五劫の切れ端(ごこうのきれはし)

仏教の支流と源流のつまみ食い

玄奘さんの御仕事 其の四拾伍

2006-07-05 00:00:31 | 玄奘さんのお仕事
■真諦さんのお話に戻ります。おそらくはナーランダー寺院から分派した唯識思想を学んだ後、或いは学びながらインド各地を歴訪して50歳になっていた真諦さんは海に出ます。13世紀以降、東南アジアにイスラム教が広まる前の広大なベンガル湾とインド沿岸のアラビア海はインド人の海でしたから、西インドからでもガンジス河口のデルタ地帯からでも真諦さんは布教の旅に出発できたはずです。しかし、ガンジス河口まで行くにはナーランダー寺院を通過することになるでしょうから、ナーランダー学派に批判的だったと思われるヴァラビー学派の真諦さんは、西インドから沿岸部を南下してスリランカ経由で旅をしたのではないか、と想像します。

■真諦さんが目指したのは今のカンボジアに有った扶南という国でした。マラッカ海峡も南シナ海も当時はインド人の海だったと考えられます。その証拠にインドネシア各地にヒンドゥー文化の遺跡が残っていますし、ジャワ島のシャイレーンドラ王朝が残したボロブドゥールの立体曼荼羅は最も有名です。一辺111.5メートルの正方形の土台の上に高さ31.5メートル9層の巨大な階段状の曼荼羅には、明らかにインド風のレリーフが巡礼者を案内するようにびっしりと嵌め込まれています。これが造営されたのは8世紀後半から9世紀半ばと言われています。カンボジアがアンコール王朝によって統一されるのはその直後ですが、真諦さんが来訪した頃の扶南国は北インドからやって来たカウンディニヤという人物が建てたインド文化が広まってた場所です。真諦さんの高名はこんな場所にも鳴り響いていたらしく、扶南の王様が招いたとも言われています。後から考えれば、その地で穏やかに布教活動をしていたら、真諦さんの晩年は幸福だったかも知れません。
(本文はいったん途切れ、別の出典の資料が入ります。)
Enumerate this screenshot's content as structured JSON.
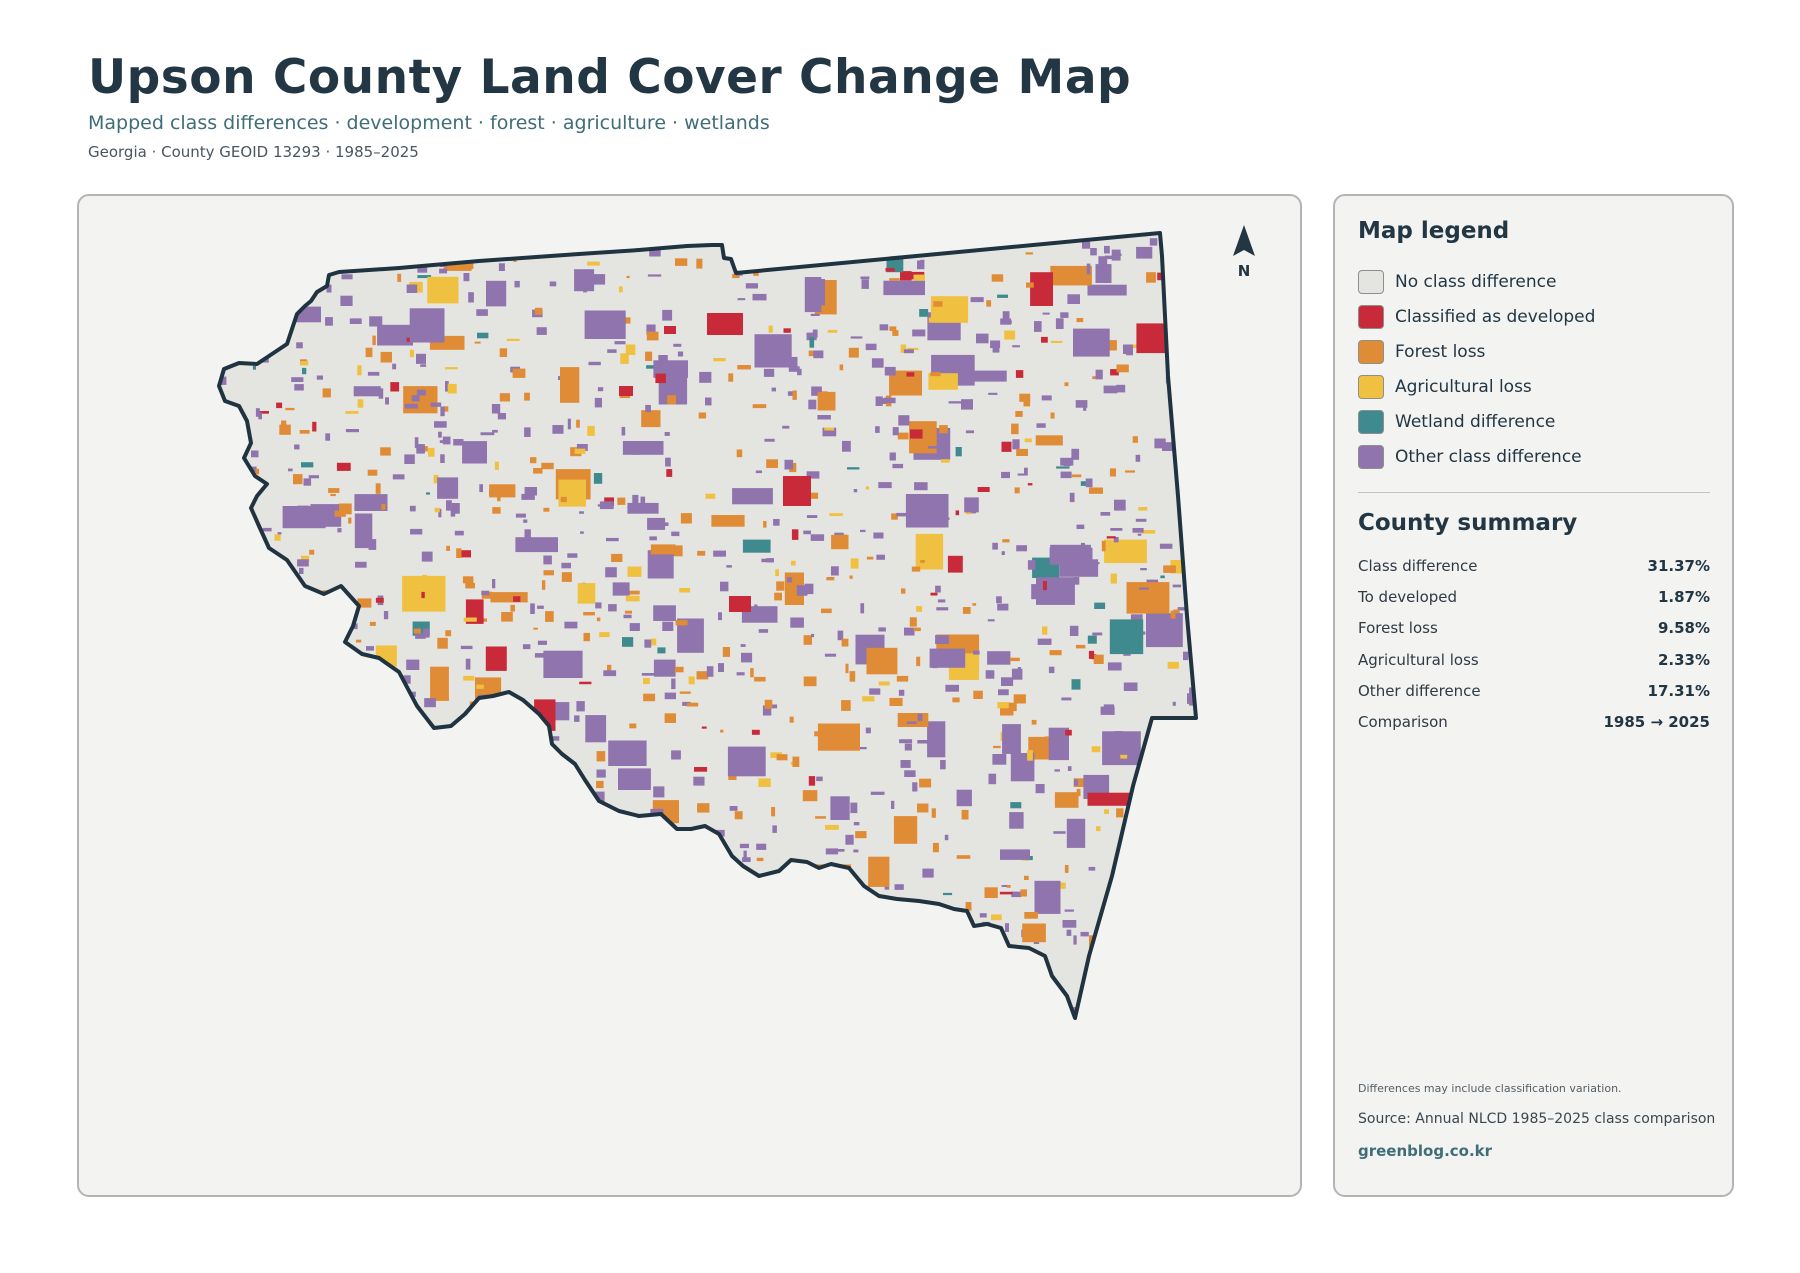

■6世紀半ばというと、大陸は南北朝の時代でした。遠く3世紀の三国時代に繰り返された戦乱の中で、多くの人が殺害され飢えて死んで人口が激減したと言われていますが、三国時代を征した魏王朝が積極的に北方民族を移入させた影響で、司馬炎が建てた晋は安定を欠いて南に逃れて東晋を立てたのが317年でした。ここからが南北朝時代となって、北朝は五胡十六国の動乱が続いていました。鳩摩羅什さんはその時代に翻弄されて、後秦から北魏へとその身は移されたのでした。一方の南朝は、東晋の都となった建康(南京)の争奪戦が繰り返され、宋・斉・梁・陳と支配者が変遷します。五胡十六国の支配者達も、北を統一した北魏も熱心な仏教徒だったのは有名な話ですが、南朝も負けずに仏教を取り入れようとしたようです。

■東晋時代には法顕の天竺求法の旅が有りましたが、逆にインドからの渡来僧も多かったのです。斉の時代には僧伽婆羅(サンガバルマン)が招かれましたし、梁の時代には真諦さんと曼荼羅(マンドゥラ)が招かれています。その後の陳代にも須菩提が来訪していますが、彼らは全員、扶南で活動している間に南朝の各王朝から招かれているのです。東南アジア地域は上座部(小乗)仏教が広まった地域ですが、インドで大乗仏教が盛んになると、その波は間違いなくベンガル湾を渡りマラッカ海峡を通って北上して行ったのです。しかし、現地のインドで唯識思想が分裂して東のナーランダ学派と西のヴァラビー学派が双璧を成して居たことを、熱心に仏教を導入しようとしていた南北朝時代の支配者達は知りませんでした。

■従ってナーランダー学派の唯識思想は主にシルクロードを通って北朝に伝わり、ヴァラビー学派の唯識思想は海路を取って南朝にやって来ていたのです。この二つの唯識思想が再び激突するのが久方振りに出現した統一王朝の隋でした。二つの唯識思想は同じ物として漢訳されて行ったのですが、その決定的な違いに気が付いたのが玄奘さんだったという巡り合わせになります。